Date of Conferral





Criminal Justice


Melanye Smith


The Southeast region of the United States is experiencing an increase in the amount of crime in the African American community particularly among juveniles. Furthermore, the rate of African American juveniles being arrested is higher than arrest rates among other races. This problem reveals the need for reformation and rehabilitation programs to reduce recidivism in the juvenile justice system. Research indicates that juveniles who have attachments to a conventional institution commit fewer delinquent acts. Although attachments to sports and other programs are positively associated with the social bond theory, it was unclear what aspects of the church program might influence delinquency rates.

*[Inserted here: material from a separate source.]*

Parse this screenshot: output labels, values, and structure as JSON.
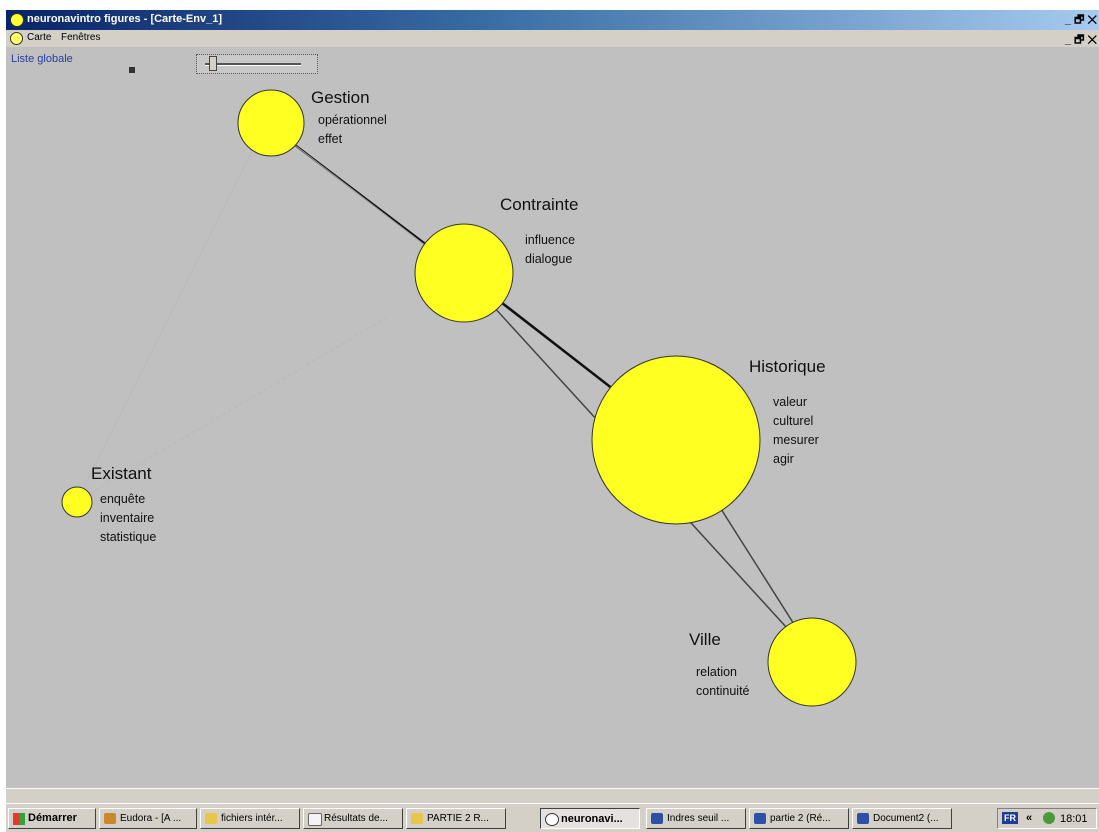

Therefore, the purpose of this phenomenological study was to determine the effectiveness of the juvenile rehabilitation programs at African American Baptist churches, with the intention of identifying areas of success, as well as weaknesses. Guided by Hirschi’s social bond theory, a purposeful sample of 21 African American male juveniles who attend a faith-based program were recruited from one church in the Southeast United States, and data were gathered through the use of semi-structured interviews. Data analysis consisted of a process of inductive coding, categorizing, and interpreting raw data for meaning. The findings revealed that when the restraints of the social bond theory are intact, juveniles are committed to the staff leading the program and to making better decisions about committing delinquent acts. The data provided by this study has implication for social change and may be valuable for policymakers in assessing the effectiveness of church rehabilitation programs and reducing recidivism among African American males in the juvenile justice system.